A \[600pF\]capacitor is charged by a 200V supply. It is then disconnected from the supply and is connected to another uncharged \[600pF\]capacitor. What are the common potential (in V) and energy lost (in J) after reconnection?
(A) 100, \[6 \times {10^{ - 6}}\]
(B) 200, \[6 \times {10^{ - 5}}\]
(C) 200, \[5 \times {10^{ - 6}}\]
(D) 100, \[6 \times {10^{ - 5}}\]

Answer 1

Hint: In this question, we need to determine the common potential (in V) and energy lost (in J) after reconnection of the uncharged capacitor with the battery. For this, we will use the relation between the capacitor, voltage supply and energy stored in a capacitor.

Complete step by step answer:
The capacitance of the capacitor \[C = 600pF = 600 \times {10^{ - 12}}F\]
Initial potential difference\[V = 200V\]
We know that the energy stored in a capacitor is given by the formula
\[E = \dfrac{1}{2}C{V^2} - - (i)\]
Now substitute the value of capacitance and the voltage in the equation (i); hence we get
\[
E = \dfrac{1}{2}C{V^2} \\
\Rightarrow E= \dfrac{1}{2} \times 600 \times {10^{ - 12}} \times {\left( {200} \right)^2} \\
\Rightarrow E= 1.2 \times {10^{ - 5}}J \\
 \]
So the energy stored in the capacitor when it was connected to the supply is\[ = 1.2 \times {10^{ - 5}}J\]
Now it is said that the capacitor is disconnected from the supply and it is connected to another uncharged \[600pF\]capacitor; hence the effective capacitance will be
\[
{C_{effective}} = \dfrac{{600 \times 600}}{{600 + 600}} \\
\Rightarrow{C_{effective}}= \dfrac{{360000}}{{1200}} \\
\Rightarrow{C_{effective}}= 300pF \\
 \]
So the energy stored in a capacitor will become
\[E' = \dfrac{1}{2}C'{V^2} - - (ii)\]
Now substitute the value of effective capacitance and the voltage in the equation (ii), we get
\[
E' = \dfrac{1}{2}C'{V^2} \\
\Rightarrow E’= \dfrac{1}{2} \times \left( {300 \times {{10}^{ - 12}}} \right) \times 200 \times 200 \\
\Rightarrow E’= 0.6 \times {10^{ - 5}}J \\
\]
Hence the loss in stored energy will be
\[
\Rightarrow E - E' \\
\Rightarrow 1.2 \times {10^{ - 5}} - 0.6 \times {10^{ - 5}} \\
\Rightarrow 6 \times {10^{ - 6}}J \\
 \]
Let the capacitor which was charged be\[{Q_1}\]and the uncharged capacitor be\[{Q_2}\]and\[{Q'_1}\], \[{Q'_2}\]be charge after they are connected together; hence we can write
\[{Q_1} + {Q_2} = {Q'_1} + {Q'_2} - - (iii)\]
Where \[{Q_2} = 0\]initially it was not connected, hence we can write equation (iii) as
\[
{Q_1} + {Q_2} = {{Q'}_1} + {{Q'}_2} \\
\Rightarrow{C_1} \times 200 + 0 = {C_1} \times {V_C} + {C_2} \times {V_C} \\
\Rightarrow{V_C}\left( {{C_1} + {C_2}} \right) = {C_1} \times 200 \\
\Rightarrow{V_C} = \dfrac{{{C_1}}}{{{C_1} + {C_2}}} \times 200 \\
 \]
Hence by substituting the value of capacitance we get
\[
{V_C} = \dfrac{{{C_1}}}{{{C_1} + {C_2}}} \times 200 \\
\Rightarrow{V_C} = \dfrac{{600}}{{600 + 600}} \times 200 \\
\Rightarrow{V_C} = 100V \\
 \]
Hence the common potential \[{V_C} = 100V\] and option A is the correct.

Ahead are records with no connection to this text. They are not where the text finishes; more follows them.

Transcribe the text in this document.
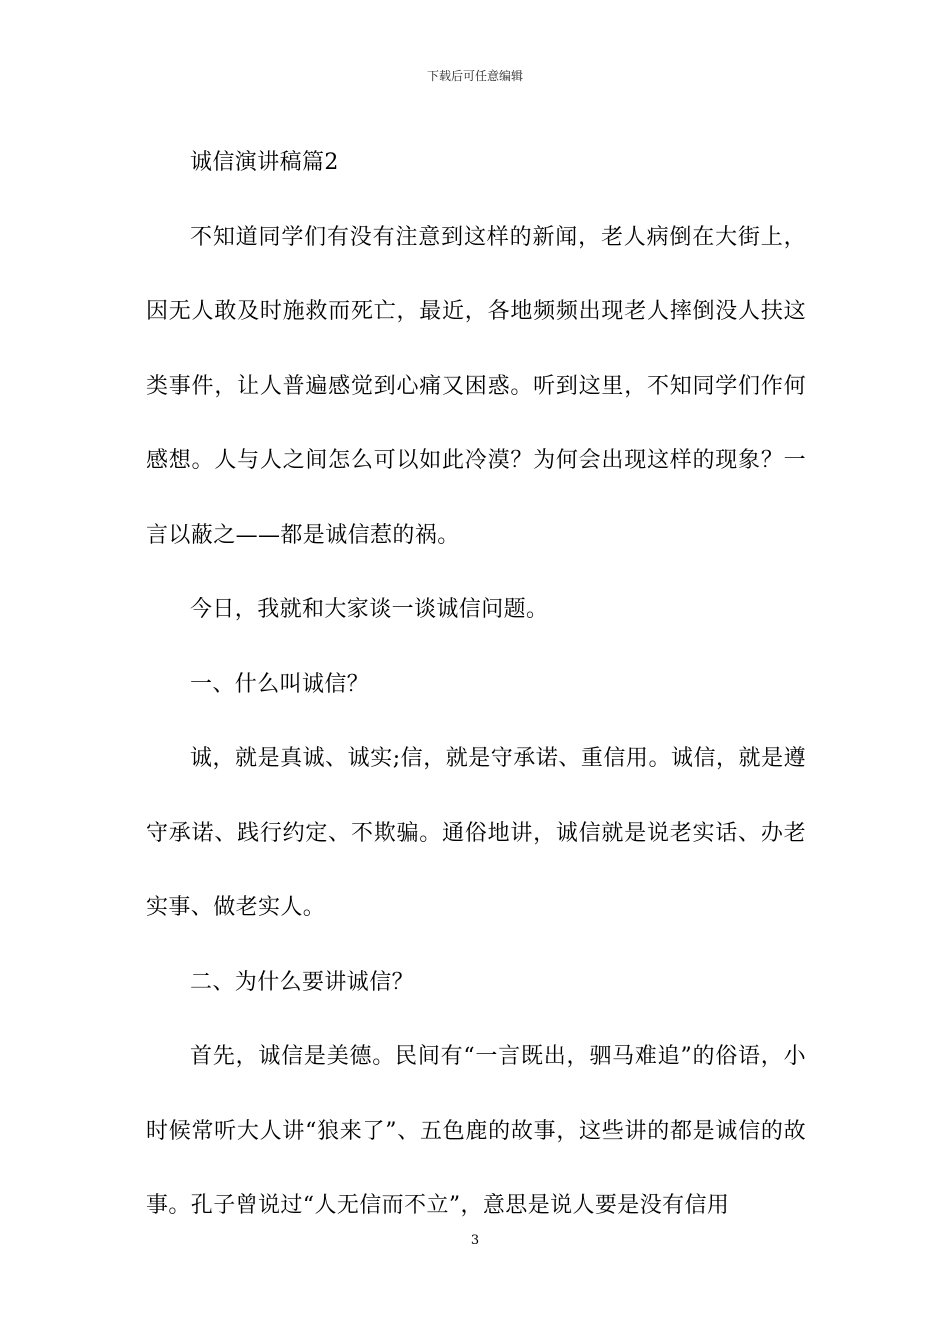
下载后可任意编辑

诚信演讲稿篇2

不知道同学们有没有注意到这样的新闻，老人病倒在大街上，因无人敢及时施救而死亡，最近，各地频频出现老人摔倒没人扶这类事件，让人普遍感觉到心痛又困惑。听到这里，不知同学们作何感想。人与人之间怎么可以如此冷漠？为何会出现这样的现象？一言以蔽之——都是诚信惹的祸。

今日，我就和大家谈一谈诚信问题。

一、什么叫诚信？

诚，就是真诚、诚实;信，就是守承诺、重信用。诚信，就是遵守承诺、践行约定、不欺骗。通俗地讲，诚信就是说老实话、办老实事、做老实人。

二、为什么要讲诚信？

首先，诚信是美德。民间有“一言既出，驷马难追”的俗语，小时候常听大人讲“狼来了”、五色鹿的故事，这些讲的都是诚信的故事。孔子曾说过“人无信而不立”，意思是说人要是没有信用

3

Note: It is interesting to note here that the equivalent capacitance follows the inverse rule of the resistances connected in series and/or parallel connections. Moreover, the product of the capacitance of the capacitor and the voltage across it results in charge of the capacitor.